What are the cyber security risks?
Phishing and scams
- Phishing attacks are a false representation of a legitimate company, such as a crypto trading platform. The goal is to obtain login credentials from users.
- Giveaway scams are also common, with threat actors posing as well-known investors or celebrities offering to help new investors grow their wealth.
- Threat actors may use a variety of crypto frauds such as fake trading platforms, Ponzi schemes, and tech support scams to deceive people and gain access to their crypto wallets.
- Crypto investors may use third-party applications to manage their digital assets. If a threat actor is able to gain access to the application, user account information will be compromised.
Crypto-malware and bots
- Threat actors use crypto-malware to engage in the unauthorized mining of cryptocurrency on a user’s device.
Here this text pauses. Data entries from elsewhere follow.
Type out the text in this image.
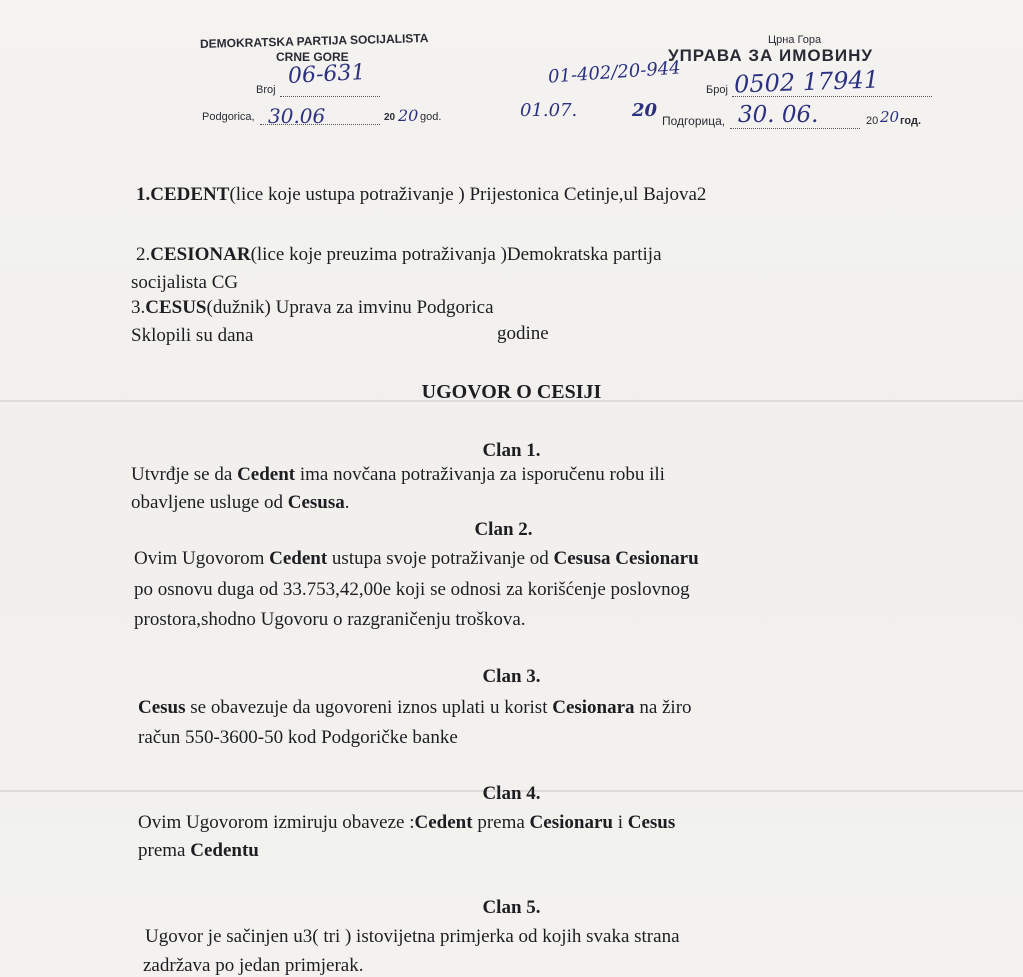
DEMOKRATSKA PARTIJA SOCIJALISTA
CRNE GORE
Broj
06-631
Podgorica, 30.06	20 20 god.
Црна Гора
УПРАВА ЗА ИМОВИНУ
01-402/20-944
01.07.	20
Број 0502 17941
Подгорица, 30. 06.	20 20 год.
1.CEDENT(lice koje ustupa potraživanje ) Prijestonica Cetinje,ul Bajova2
2.CESIONAR(lice koje preuzima potraživanja )Demokratska partija
socijalista CG
3.CESUS(dužnik) Uprava za imvinu Podgorica
Sklopili su dana	godine
UGOVOR O CESIJI
Clan 1.
Utvrđje se da Cedent ima novčana potraživanja za isporučenu robu ili
obavljene usluge od Cesusa.
Clan 2.
Ovim Ugovorom Cedent ustupa svoje potraživanje od Cesusa Cesionaru
po osnovu duga od 33.753,42,00e koji se odnosi za korišćenje poslovnog
prostora,shodno Ugovoru o razgraničenju troškova.
Clan 3.
Cesus se obavezuje da ugovoreni iznos uplati u korist Cesionara na žiro
račun 550-3600-50 kod Podgoričke banke
Clan 4.
Ovim Ugovorom izmiruju obaveze :Cedent prema Cesionaru i Cesus
prema Cedentu
Clan 5.
Ugovor je sačinjen u3( tri ) istovijetna primjerka od kojih svaka strana
zadržava po jedan primjerak.
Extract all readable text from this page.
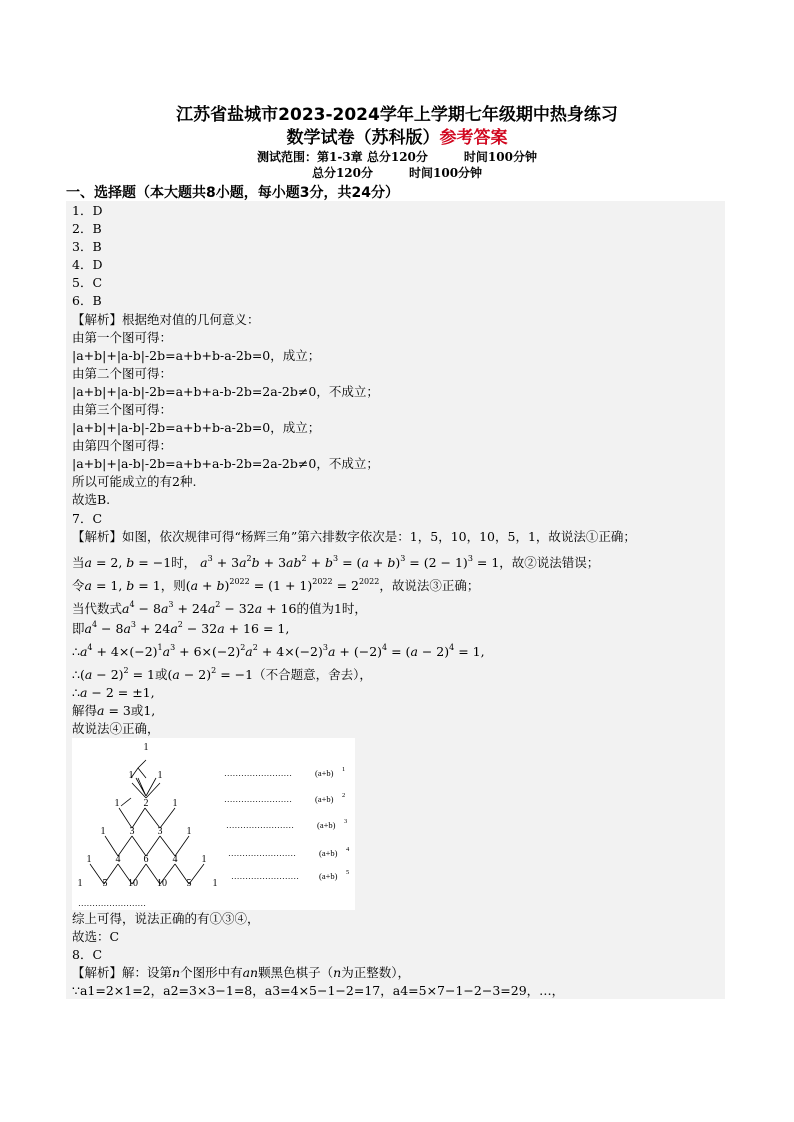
江苏省盐城市2023-2024学年上学期七年级期中热身练习
数学试卷（苏科版）参考答案
测试范围：第1-3章 总分120分	时间100分钟
总分120分	时间100分钟
一、选择题（本大题共8小题，每小题3分，共24分）
1．D
2．B
3．B
4．D
5．C
6．B
【解析】根据绝对值的几何意义：
由第一个图可得：
|a+b|+|a-b|-2b=a+b+b-a-2b=0，成立；
由第二个图可得：
|a+b|+|a-b|-2b=a+b+a-b-2b=2a-2b≠0，不成立；
由第三个图可得：
|a+b|+|a-b|-2b=a+b+b-a-2b=0，成立；
由第四个图可得：
|a+b|+|a-b|-2b=a+b+a-b-2b=2a-2b≠0，不成立；
所以可能成立的有2种.
故选B.
7．C
【解析】如图，依次规律可得“杨辉三角”第六排数字依次是：1，5，10，10，5，1，故说法①正确；
当a = 2, b = −1时， $a^3 + 3a^2b + 3ab^2 + b^3 = (a + b)^3 = (2 - 1)^3 = 1$，故②说法错误；
令a = 1, b = 1，则$(a + b)^{2022} = (1 + 1)^{2022} = 2^{2022}$，故说法③正确；
当代数式$a^4 - 8a^3 + 24a^2 - 32a + 16$的值为1时，
即$a^4 - 8a^3 + 24a^2 - 32a + 16 = 1$,
$\therefore a^4 + 4\times(-2)^1a^3 + 6\times(-2)^2a^2 + 4\times(-2)^3a + (-2)^4 = (a - 2)^4 = 1$,
∴(a − 2)$^2$ = 1或$(a - 2)^2 = -1$（不合题意，舍去），
∴a − 2 = ±1,
解得a = 3或1,
故说法④正确，
1
1 1
1 2 1
1 3 3 1
1 4 6 4 1
1 5 10 10 5 1
……………………	(a+b) 1
……………………	(a+b) 2
……………………	(a+b) 3
……………………	(a+b) 4
…………………… (a+b) 5
……………………
综上可得，说法正确的有①③④，
故选：C
8．C
【解析】解：设第n个图形中有an颗黑色棋子（n为正整数），
∵a1=2×1=2，a2=3×3−1=8，a3=4×5−1−2=17，a4=5×7−1−2−3=29，…，
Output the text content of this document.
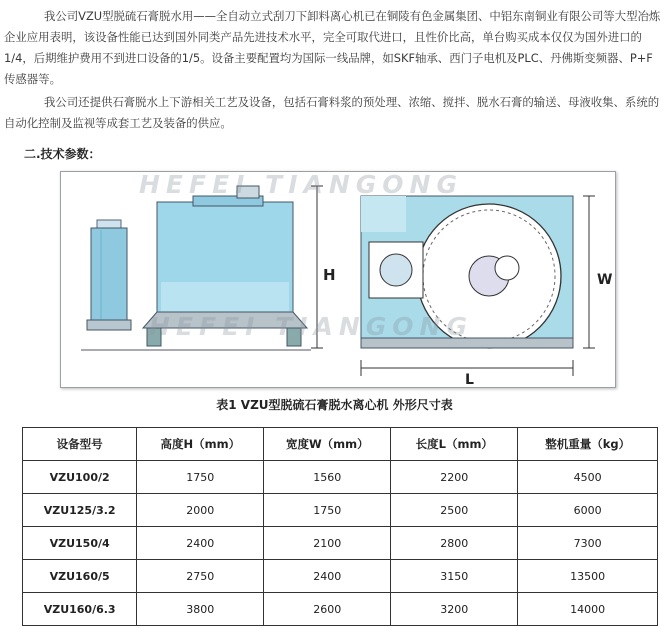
我公司VZU型脱硫石膏脱水用——全自动立式刮刀下卸料离心机已在铜陵有色金属集团、中铝东南铜业有限公司等大型冶炼企业应用表明，该设备性能已达到国外同类产品先进技术水平，完全可取代进口，且性价比高，单台购买成本仅仅为国外进口的1/4，后期维护费用不到进口设备的1/5。设备主要配置均为国际一线品牌，如SKF轴承、西门子电机及PLC、丹佛斯变频器、P+F传感器等。
我公司还提供石膏脱水上下游相关工艺及设备，包括石膏料浆的预处理、浓缩、搅拌、脱水石膏的输送、母液收集、系统的自动化控制及监视等成套工艺及装备的供应。
二.技术参数：
H	W
L
HEFEI TIANGONG
HEFEI TIANGONG
表1 VZU型脱硫石膏脱水离心机 外形尺寸表
设备型号	高度H（mm）	宽度W（mm）	长度L（mm）	整机重量（kg）
VZU100/2	1750	1560	2200	4500
VZU125/3.2	2000	1750	2500	6000
VZU150/4	2400	2100	2800	7300
VZU160/5	2750	2400	3150	13500
VZU160/6.3	3800	2600	3200	14000
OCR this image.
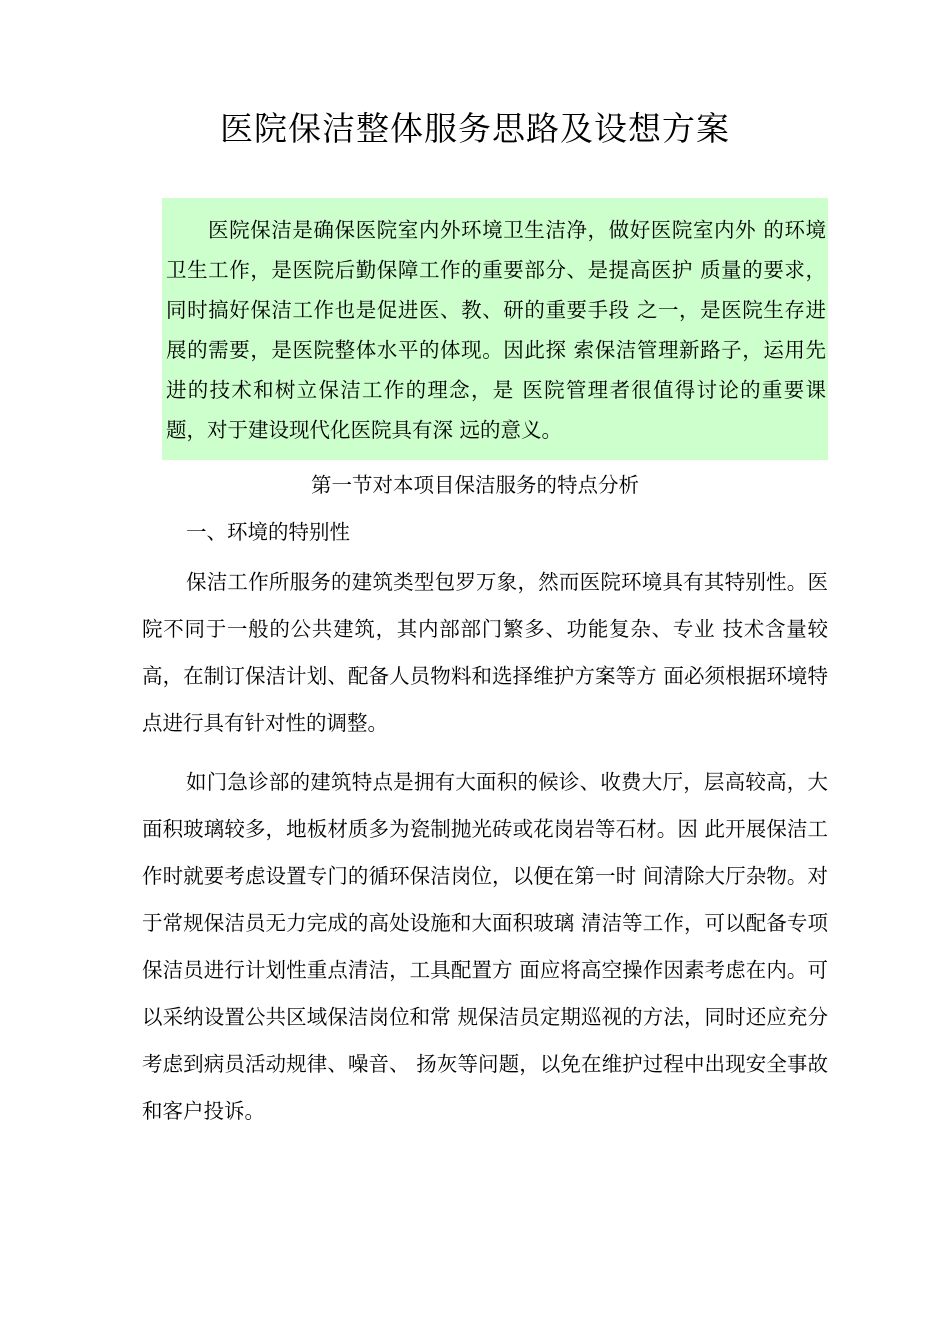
医院保洁整体服务思路及设想方案

医院保洁是确保医院室内外环境卫生洁净，做好医院室内外 的环境卫生工作，是医院后勤保障工作的重要部分、是提高医护 质量的要求，同时搞好保洁工作也是促进医、教、研的重要手段 之一，是医院生存进展的需要，是医院整体水平的体现。因此探 索保洁管理新路子，运用先进的技术和树立保洁工作的理念，是 医院管理者很值得讨论的重要课题，对于建设现代化医院具有深 远的意义。

第一节对本项目保洁服务的特点分析
一、环境的特别性

保洁工作所服务的建筑类型包罗万象，然而医院环境具有其特别性。医院不同于一般的公共建筑，其内部部门繁多、功能复杂、专业 技术含量较高，在制订保洁计划、配备人员物料和选择维护方案等方 面必须根据环境特点进行具有针对性的调整。

如门急诊部的建筑特点是拥有大面积的候诊、收费大厅，层高较高，大面积玻璃较多，地板材质多为瓷制抛光砖或花岗岩等石材。因 此开展保洁工作时就要考虑设置专门的循环保洁岗位，以便在第一时 间清除大厅杂物。对于常规保洁员无力完成的高处设施和大面积玻璃 清洁等工作，可以配备专项保洁员进行计划性重点清洁，工具配置方 面应将高空操作因素考虑在内。可以采纳设置公共区域保洁岗位和常 规保洁员定期巡视的方法，同时还应充分考虑到病员活动规律、噪音、 扬灰等问题，以免在维护过程中出现安全事故和客户投诉。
The malware is deployed through phishing attacks or malicious web ads that then use a device’s resources to generate cryptocurrencies that can be traded or exchanged.
- Threat actors also engage in cryptojacking, which is stealing the private keys of a user’s wallet and using them to gain access to their digital assets.
- Trading bots allow for automated trading actions and are commonly used by crypto investors. However, threat actors can make their malware appear as a trading bot program or software. Once users download the fake trading bot, their devices will be infected with malware.
Fraudulent trading platforms
- New trading platforms for investing and trading cryptocurrencies are emerging but they aren’t all legitimate. In some cases, cryptocurrency companies initially seemed reputable but were later revealed to be fraudulent, multi-level marketing scams.
Mitigating the risks
Understanding the cyber security risks associated with cryptocurrency will help you protect against fraud, malware, and cyber attacks. There are several strategies you can use to mitigate risks and protect your digital wallet.
- Storing and encrypting private keys or login credentials on a purpose-built tamper-resistant physical device, to manage your cryptocurrency credentials and transactions.
- Using antivirus software, keeping software and operating systems up to date, and using strong passwords.
- Researching companies and their cryptocurrencies thoroughly before investing and keeping up with crypto news stories and announcements from reputable sources.
- Uninstalling unused software and monitoring your device and network activity for abnormalities.
- Ignoring unsolicited offers to invest in cryptocurrencies, as well as suspicious links and ads.
- Installing anti-crypto mining extensions and ad-blockers to protect your device.
- Ensuring that you secure third-party applications through measures such as allow and deny lists as well as separating personal and work data.